Not All of Canada’s Peacekeeping operations have been a success Somalia (1993) The Somalia Affair was a 1993 military scandal later dubbed "Canada's national shame". It peaked with the brutal beating death of a Somali teenager at the hands of two Canadian soldiers participating in humanitarian efforts in Somalia. • The crime, documented by grisly photos, shocked the Canadian public and brought to light internal problems in the Canadian Airborne Regiment. • Military leadership came into sharp rebuke after a CBC reporter received altered documents, leading to allegations of a cover up. • Eventually a public inquiry was called. Despite being controversially cut short by the government, the Somalia Inquiry cited problems in the leadership of the Canadian Forces. • The affair led to the disbanding of Canada's elite Canadian Airborne Regiment, greatly damaging the morale of the Canadian Forces, and marring the domestic and international reputation of Canadian soldiers. It also led to the immediate reduction of Canadian military spending by nearly 25% from the time of the killing to the inquiry. MOVIE – Black Hawk Down •
Rwanda (1994) • The Rwandan Genocide was a mass slaughter that took place in East Africa • Over the course of approximately 100 days, around 800, 000 people were murdered because of their ethnicity, which was almost 20% of the country • It was the culmination of longstanding ethnic competition and tensions between the minority Tutsi, who had controlled power for centuries, and the majority Hutu peoples, who had come to power in the rebellion of 1959 – 62. • The assassination of Habyarimana in April 1994 set off a violent reaction, during which Hutu groups conducted mass killings of Tutsis (and also propeace Hutus, who were portrayed as "traitors" and "collaborators").
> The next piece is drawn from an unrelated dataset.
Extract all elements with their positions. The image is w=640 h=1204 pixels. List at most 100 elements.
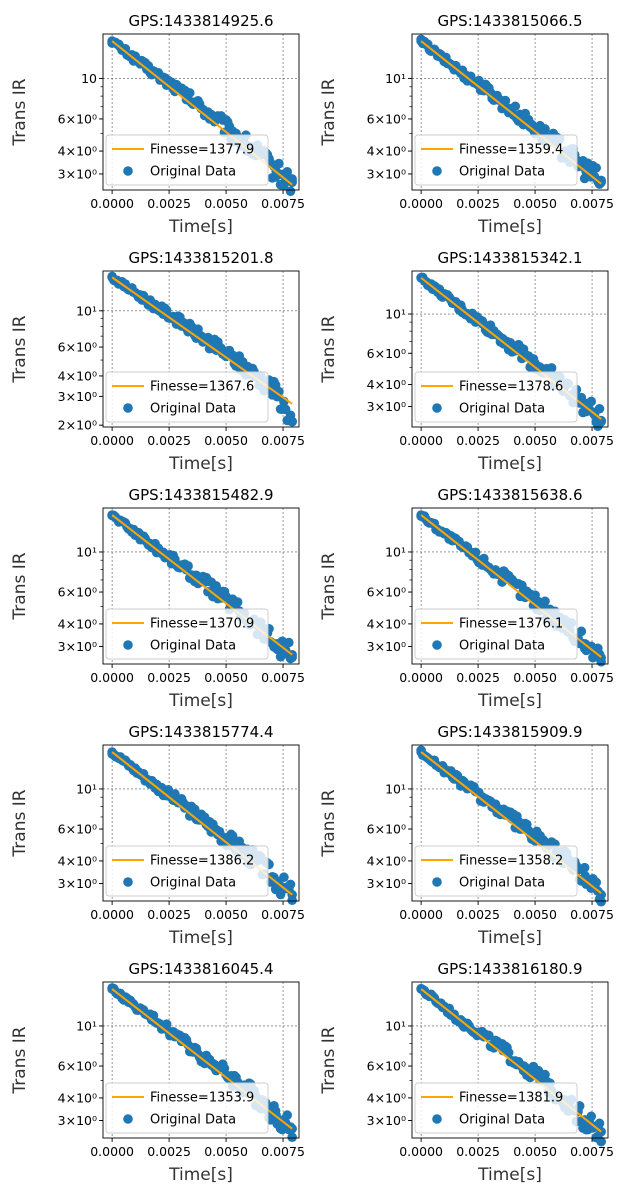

This genocide had been planned by members of the Hutu power group known as the Akazu, many of whom occupied positions at top levels of the national government; the genocide was supported and coordinated by the national government as well as by local military and civil officials and mass media. • Alongside the military, primary responsibility for the killings themselves rests with two Hutu militias that had been organized for this purpose by political parties • Once the genocide was underway a great number of Hutu civilians took part in the murders. MOVIES: Shake Hands with the Devil (and) Hotel Rwanda
General Romeo Dallaire • General Dallaire and 2, 600 UN troops were spectators to the genocide. As bodies filled the streets and rivers, the Canadian general, backed by a U. N. mandate that didn't even allow him to disarm the militias, pleaded with his U. N. superiors several times for additional troops, ammunition, and the authority to seize Hutu arms caches. He warned the UN of the genocide, but the UN was slow to react • In an assessment that military experts now accept as realistic, Dallaire argued that with 5, 000 well-equipped soldiers and a free hand to fight Hutu power, he could have brought the genocide to a rapid halt.
Over the years, Canada has sent over 120, 000 troops (including Mr. Whitehead in Bosnia) as part of UN peacekeeping missions, and it has the 2 nd highest peacekeeping fatality with 114 fatalities.